MDD : Leclerc met le grand braquet
« En 1996, la loi Galland nous a conduits à développer des MDD, ce qui ne correspondait pas à la philosophie initiale de Leclerc. Sauf infléchissement improbable, le texte de Christian Jacob nous contraindra à nous adapter une nouvelle fois. Nous allons pousser les MDD jusqu’à 50 % des ventes, au minimum ». Leclerc, par l’entremise de Jean-Pierre Gontier, le patron de la Scarmark, annonce la couleur et met la pression. Aux grands maux, les grands remèdes ! L’enseigne veut préserver ses marges. Lesquelles seront malmenées par la limitation à 20 % des budgets de coopération commerciale. « Le SRP va baisser et tôt ou tard il deviendra le nouveau prix public », prédit J.-P. Gontier. En l’occurrence, Leclerc ne sera pas le dernier pour impulser ce mouvement…

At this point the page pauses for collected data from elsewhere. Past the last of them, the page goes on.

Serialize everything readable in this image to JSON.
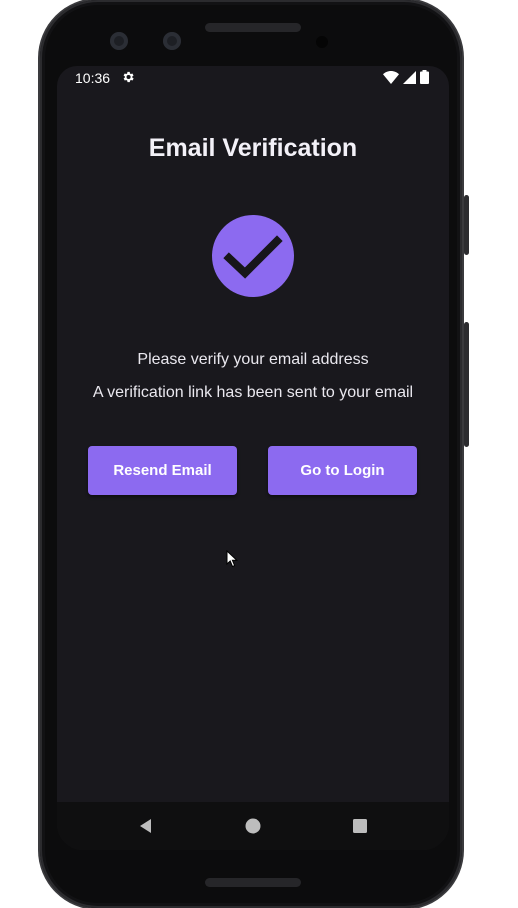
{
  "status_bar": {
    "time": "10:36",
    "icons": [
      "gear-icon",
      "wifi-icon",
      "signal-icon",
      "battery-icon"
    ]
  },
  "page": {
    "title": "Email Verification",
    "icon": "check-circle-icon",
    "message_primary": "Please verify your email address",
    "message_secondary": "A verification link has been sent to your email"
  },
  "buttons": {
    "resend_label": "Resend Email",
    "login_label": "Go to Login"
  },
  "nav_bar": {
    "icons": [
      "back-icon",
      "home-icon",
      "recents-icon"
    ]
  },
  "colors": {
    "background": "#19181d",
    "accent": "#8c6af0",
    "text": "#eae8ef"
  }
}
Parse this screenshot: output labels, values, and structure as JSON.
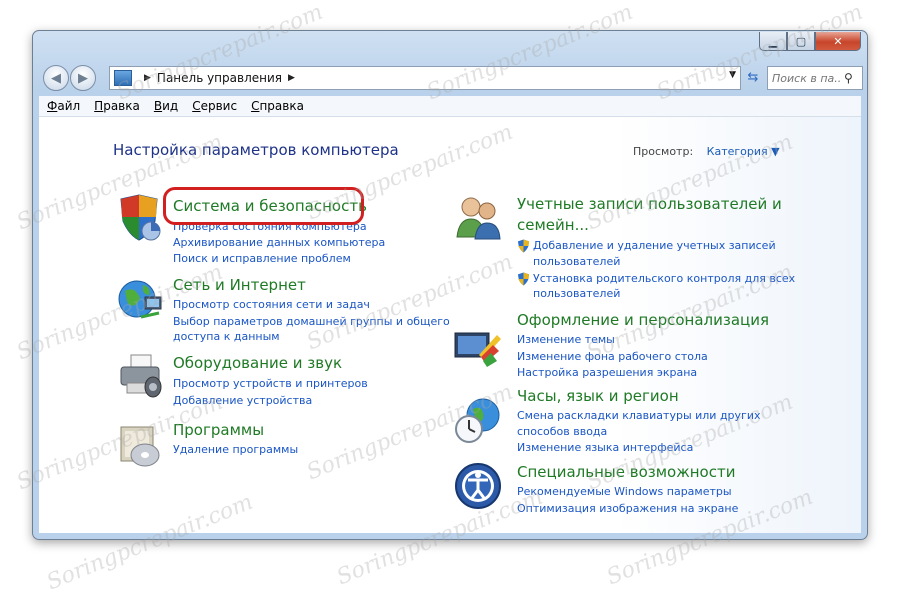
{
  "window": {
    "caption": {
      "min": "▁",
      "max": "▢",
      "close": "✕"
    }
  },
  "address": {
    "breadcrumb": "Панель управления",
    "search_placeholder": "Поиск в па..."
  },
  "menu": [
    "Файл",
    "Правка",
    "Вид",
    "Сервис",
    "Справка"
  ],
  "content": {
    "heading": "Настройка параметров компьютера",
    "viewby_label": "Просмотр:",
    "viewby_value": "Категория ▼"
  },
  "left": [
    {
      "title": "Система и безопасность",
      "icon": "shield-icon",
      "links": [
        "Проверка состояния компьютера",
        "Архивирование данных компьютера",
        "Поиск и исправление проблем"
      ]
    },
    {
      "title": "Сеть и Интернет",
      "icon": "globe-network-icon",
      "links": [
        "Просмотр состояния сети и задач",
        "Выбор параметров домашней группы и общего",
        "доступа к данным"
      ]
    },
    {
      "title": "Оборудование и звук",
      "icon": "printer-icon",
      "links": [
        "Просмотр устройств и принтеров",
        "Добавление устройства"
      ]
    },
    {
      "title": "Программы",
      "icon": "programs-icon",
      "links": [
        "Удаление программы"
      ]
    }
  ],
  "right": [
    {
      "title1": "Учетные записи пользователей и",
      "title2": "семейн...",
      "icon": "users-icon",
      "links": [
        "Добавление и удаление учетных записей",
        "пользователей",
        "Установка родительского контроля для всех",
        "пользователей"
      ]
    },
    {
      "title": "Оформление и персонализация",
      "icon": "personalization-icon",
      "links": [
        "Изменение темы",
        "Изменение фона рабочего стола",
        "Настройка разрешения экрана"
      ]
    },
    {
      "title": "Часы, язык и регион",
      "icon": "clock-globe-icon",
      "links": [
        "Смена раскладки клавиатуры или других",
        "способов ввода",
        "Изменение языка интерфейса"
      ]
    },
    {
      "title": "Специальные возможности",
      "icon": "accessibility-icon",
      "links": [
        "Рекомендуемые Windows параметры",
        "Оптимизация изображения на экране"
      ]
    }
  ],
  "watermark": "Soringpcrepair.com"
}
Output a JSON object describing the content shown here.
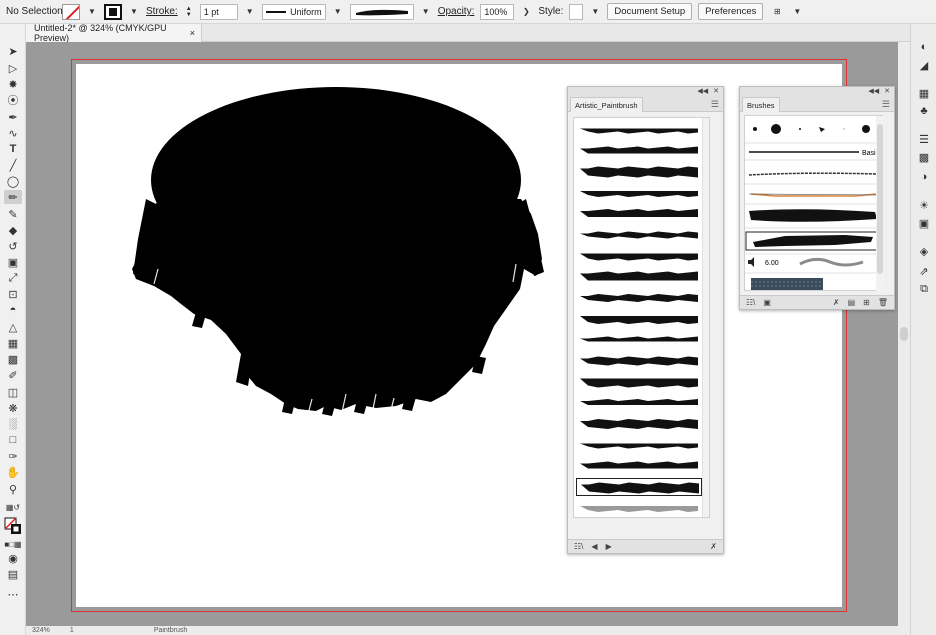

Seule planche de salut : compenser les pertes prévisibles par un développement brutal des MDD. « Nous allons élargir l’offre en nous positionnant sur des familles où nos marques n’étaient pas encore présentes et en multipliant les contretypes (des produits me-too, ndlr) », explique Jean-Pierre Gontier. Un exemple parmi d’autres : là où Leclerc n’avait qu’une lessive Marque Repère (Epsil) ciblant Ariel, il y aura bientôt trois références. Le chantier est colossal et ambitieux. Car les produits maîtrisés par l’enseigne ne représentent pour l’heure qu’un tiers des ventes en volume et 27 % du chiffre d’affaires (20 % pour marque Repère, entre 5 et 6 % pour Eco + et 1 % pour les marques thématiques).
Une telle stratégie n’est neutre pour personne. A commencer par les marques nationales, a fortiori les challengers, qui vont souffrir au premier chef. « Vendre des marques nationales devient dangereux. Nous ne voulons pas être au tribunal toutes les semaines. », lance J.-P. Gontier, en faisant allusion au renversement de la charge de la preuve prévu par le texte Jacob, s’agissant de actions de coopération commerciale. Pas neutre non plus pour les concurrents. Car si Leclerc parvient à vendre les produits leaders de l’alimentaire à zéro de marge avant, les autres enseignes n’auront d’autre choix que de s’aligner. Et donc d’adopter la même stratégie « pro-MDD » pour sauvegarder leur équilibre financier. Lourdes conséquences en perspective… Ce que d’aucuns, politiques et fournisseurs en tête, ne manqueront pas d’interpréter comme une forme à peine voilée de chantage à quelques semaines du vote de la loi.